Les défenseurs des droits de l’homme tirent la sonnette d’alarme après que l’Angola a adopté deux lois clés destinées à prévenir l’anarchie publique, mais qui sont également considérées comme restreignant les libertés civiles.
Le président Joao Lourenço a approuvé la semaine dernière deux projets de loi, l’un criminalisant le vandalisme des biens et services publics et l’autre sur la sécurité nationale.
Les deux lois prévoient des peines de prison allant jusqu’à 25 ans pour les personnes qui participent à des manifestations entraînant des actes de vandalisme et une perturbation des services, et autorisent un contrôle excessif du gouvernement sur les médias, les organisations de la société civile et d’autres institutions privées si la sécurité nationale est menacée.
Mais les militants affirment que ces lois sont inutiles car les cadres juridiques existants traitent déjà de ce problème.
« La société civile est affaiblie par l’adoption de ces projets de loi », a déploré Francisco Fingo d’ACC, une ONG locale, ajoutant que la démocratie en Angola se détériore.
Le commentateur politique José Gama a déclaré que le président Lourenço avait emprunté une feuille à son prédécesseur José Eduardo dos Santos, dont il avait en fait inversé les politiques précédentes lorsqu’il était arrivé au pouvoir.
Mais M. Gama a déclaré que les nouvelles lois signalaient une volonté du gouvernement de consolider son autorité plutôt que de lutter pour démocratiser l’Angola.
Le président Lourenço avait initialement assoupli certaines restrictions, notamment sur la presse et la société civile, après son élection en 2017. Les nouvelles lois suggèrent qu’il a fait marche arrière, selon une évaluation de Freedom House.
Human Rights Watch (HRW) affirme, par exemple, que la situation des droits humains dans la province de Cabinda est restée mauvaise depuis que M. Lourenço est devenu président, de nombreux militants ayant été arrêtés pour avoir exercé leurs droits fondamentaux.
Freedom House, qui classe l’Angola comme un pays « non libre », affirme que les autorités locales ont systématiquement réprimé la dissidence politique.
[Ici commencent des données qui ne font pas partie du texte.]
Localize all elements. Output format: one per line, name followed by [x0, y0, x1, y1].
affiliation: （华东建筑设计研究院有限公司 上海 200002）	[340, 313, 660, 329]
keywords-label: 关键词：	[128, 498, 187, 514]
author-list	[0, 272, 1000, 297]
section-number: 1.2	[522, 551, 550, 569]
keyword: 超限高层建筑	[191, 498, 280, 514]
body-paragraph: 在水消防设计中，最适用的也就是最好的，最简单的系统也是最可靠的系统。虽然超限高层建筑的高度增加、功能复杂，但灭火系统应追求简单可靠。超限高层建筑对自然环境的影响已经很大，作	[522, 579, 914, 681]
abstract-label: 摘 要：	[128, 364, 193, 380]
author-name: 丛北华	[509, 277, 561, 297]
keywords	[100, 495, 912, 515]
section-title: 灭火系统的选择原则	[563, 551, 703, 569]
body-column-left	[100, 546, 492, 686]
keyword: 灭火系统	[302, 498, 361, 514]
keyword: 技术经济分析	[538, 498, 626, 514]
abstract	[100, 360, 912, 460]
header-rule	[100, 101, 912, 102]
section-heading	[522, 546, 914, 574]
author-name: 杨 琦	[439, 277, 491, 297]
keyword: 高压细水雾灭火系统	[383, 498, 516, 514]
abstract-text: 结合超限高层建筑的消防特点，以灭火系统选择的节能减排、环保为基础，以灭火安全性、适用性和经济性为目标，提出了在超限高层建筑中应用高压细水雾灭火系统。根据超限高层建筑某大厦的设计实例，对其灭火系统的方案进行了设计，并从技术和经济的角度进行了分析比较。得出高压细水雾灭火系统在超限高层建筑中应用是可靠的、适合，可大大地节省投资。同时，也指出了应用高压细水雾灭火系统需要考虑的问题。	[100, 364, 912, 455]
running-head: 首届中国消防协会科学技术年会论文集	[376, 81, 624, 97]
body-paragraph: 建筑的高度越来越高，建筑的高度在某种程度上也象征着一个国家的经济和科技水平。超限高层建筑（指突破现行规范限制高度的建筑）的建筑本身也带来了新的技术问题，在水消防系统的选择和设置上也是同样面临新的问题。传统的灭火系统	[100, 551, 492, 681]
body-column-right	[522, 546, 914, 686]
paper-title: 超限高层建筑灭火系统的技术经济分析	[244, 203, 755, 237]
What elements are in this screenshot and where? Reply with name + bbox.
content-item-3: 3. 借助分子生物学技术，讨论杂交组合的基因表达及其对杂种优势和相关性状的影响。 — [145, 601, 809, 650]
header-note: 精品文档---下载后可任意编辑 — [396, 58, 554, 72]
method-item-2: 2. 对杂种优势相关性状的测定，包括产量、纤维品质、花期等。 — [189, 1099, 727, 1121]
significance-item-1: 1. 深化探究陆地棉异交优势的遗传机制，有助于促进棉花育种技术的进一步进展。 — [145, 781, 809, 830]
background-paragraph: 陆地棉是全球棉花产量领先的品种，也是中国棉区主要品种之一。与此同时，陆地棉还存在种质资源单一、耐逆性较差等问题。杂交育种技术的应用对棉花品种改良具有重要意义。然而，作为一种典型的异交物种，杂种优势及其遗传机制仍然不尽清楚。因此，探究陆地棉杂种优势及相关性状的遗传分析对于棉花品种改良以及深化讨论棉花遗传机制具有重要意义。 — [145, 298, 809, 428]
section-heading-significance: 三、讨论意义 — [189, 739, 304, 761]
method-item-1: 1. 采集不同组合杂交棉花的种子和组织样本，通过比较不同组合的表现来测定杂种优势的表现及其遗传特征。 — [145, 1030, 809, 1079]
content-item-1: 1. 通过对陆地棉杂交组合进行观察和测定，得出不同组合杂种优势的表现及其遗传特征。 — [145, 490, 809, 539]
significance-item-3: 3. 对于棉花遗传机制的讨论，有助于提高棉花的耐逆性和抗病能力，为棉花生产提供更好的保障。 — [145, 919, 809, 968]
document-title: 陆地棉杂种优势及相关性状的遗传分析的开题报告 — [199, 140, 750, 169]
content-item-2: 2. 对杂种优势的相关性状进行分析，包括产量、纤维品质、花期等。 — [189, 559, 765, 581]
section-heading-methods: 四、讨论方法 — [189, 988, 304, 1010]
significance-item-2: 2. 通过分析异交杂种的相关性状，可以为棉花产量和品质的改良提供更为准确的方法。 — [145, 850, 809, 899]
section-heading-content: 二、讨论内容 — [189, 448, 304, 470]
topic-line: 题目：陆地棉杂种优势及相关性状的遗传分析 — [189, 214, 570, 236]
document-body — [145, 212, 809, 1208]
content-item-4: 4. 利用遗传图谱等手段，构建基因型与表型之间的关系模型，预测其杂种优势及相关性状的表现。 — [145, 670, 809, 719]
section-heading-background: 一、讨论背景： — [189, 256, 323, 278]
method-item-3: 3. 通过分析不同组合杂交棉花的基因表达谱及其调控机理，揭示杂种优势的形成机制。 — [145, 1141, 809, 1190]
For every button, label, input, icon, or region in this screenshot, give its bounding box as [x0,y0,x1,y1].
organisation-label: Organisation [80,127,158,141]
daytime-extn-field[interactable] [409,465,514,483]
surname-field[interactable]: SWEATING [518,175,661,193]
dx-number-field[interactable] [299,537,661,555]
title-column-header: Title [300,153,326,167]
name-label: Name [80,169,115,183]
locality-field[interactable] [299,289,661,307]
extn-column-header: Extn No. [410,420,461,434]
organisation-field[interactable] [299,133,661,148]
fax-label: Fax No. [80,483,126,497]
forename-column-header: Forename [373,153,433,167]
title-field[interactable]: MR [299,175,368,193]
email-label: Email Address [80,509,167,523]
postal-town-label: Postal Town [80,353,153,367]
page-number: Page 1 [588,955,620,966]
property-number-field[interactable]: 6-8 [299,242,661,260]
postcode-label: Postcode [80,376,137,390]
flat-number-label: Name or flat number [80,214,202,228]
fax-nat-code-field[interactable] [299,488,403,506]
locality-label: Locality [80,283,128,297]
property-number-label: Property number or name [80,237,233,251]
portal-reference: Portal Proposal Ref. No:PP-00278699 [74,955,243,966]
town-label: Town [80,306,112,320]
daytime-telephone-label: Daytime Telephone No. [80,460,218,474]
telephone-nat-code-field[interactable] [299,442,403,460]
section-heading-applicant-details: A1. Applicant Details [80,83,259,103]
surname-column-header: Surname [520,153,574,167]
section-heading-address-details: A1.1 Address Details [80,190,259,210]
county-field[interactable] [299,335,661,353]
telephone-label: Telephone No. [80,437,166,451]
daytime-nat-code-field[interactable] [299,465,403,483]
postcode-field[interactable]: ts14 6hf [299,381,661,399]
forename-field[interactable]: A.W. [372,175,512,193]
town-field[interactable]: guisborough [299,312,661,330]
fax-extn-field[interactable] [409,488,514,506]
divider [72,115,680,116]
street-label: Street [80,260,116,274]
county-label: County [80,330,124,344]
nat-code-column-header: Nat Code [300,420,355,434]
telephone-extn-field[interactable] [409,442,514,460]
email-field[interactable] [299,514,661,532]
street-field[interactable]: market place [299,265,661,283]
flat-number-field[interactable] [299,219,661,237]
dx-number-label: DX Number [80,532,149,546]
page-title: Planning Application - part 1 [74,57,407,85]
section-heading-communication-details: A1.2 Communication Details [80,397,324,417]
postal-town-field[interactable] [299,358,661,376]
La corruption, les violations des procédures régulières et les abus commis par les forces de sécurité restent répandus.
Depuis l’entrée en fonction du président Lourenço en septembre 2017, mettant fin à quatre décennies de règne de la famille dos Santos, les groupes de défense des droits de l’homme affirment qu’il n’y a pas eu de tournant pour la liberté de la presse.
L’Angola a été classé 125e et 99e au classement mondial de la liberté de la presse de Reporters sans frontières, ce qui indique que le pays n’a pas été suffisamment stable pour permettre aux journalistes de sélectionner, produire et diffuser de manière indépendante des informations dans l’intérêt public.
Le pays d’Afrique australe se classe actuellement 104e sur 180 pays étudiés, en baisse par rapport à la 125e place de l’année dernière.
Mais, même si le régime juridique s’est peut-être durci, le parti au pouvoir, le MPLA, a indiqué qu’il respecterait la Constitution sur la limitation des mandats, excluant un troisième mandat pour Lourenço.
Certaines voix au sein de son parti et dans des groupes de la société civile alliés soutiennent que Lourenço devrait avoir la possibilité de briguer un autre mandat. La Constitution de l’Angola le limite à deux mandats. Il en est actuellement à son deuxième mandat.
Pour qu’il puisse briguer un troisième mandat, la Constitution devrait être amendée, une question sur laquelle il n’a pas pris position clairement.
Dans une interview accordée à Voice of America en 2022, il a exclu un troisième mandat. Mais dans une interview accordée à France 24 l’année dernière, il a déclaré qu’il parlerait de son avenir et de sa succession jusqu’en 2027, date à laquelle son mandat expirera.
Son prédécesseur, José Eduardo dos Santos, est resté au pouvoir pendant 38 ans.
« Il est essentiel de reconnaître les revers démocratiques subis par l’Angola », a écrit Adalberto Costa Júnior, le président du parti d’opposition Unita, sur sa page Facebook officielle après la signature des projets de loi.
« Nous devons continuer à travailler avec la société civile, en veillant à ce qu’elle soit renforcée pour promouvoir la démocratie en sensibilisant continuellement les citoyens et en continuant à dénoncer les pratiques antidémocratiques que le parti-État veut imposer en Angola. »
César Laborinho, le ministre de l’Intérieur du pays, a déclaré que les lois visaient à garantir que chacun participe correctement aux rassemblements et n’utilise pas les manifestations pour semer le chaos et la violence, et que les dispositions étaient nécessaires à la sécurité publique.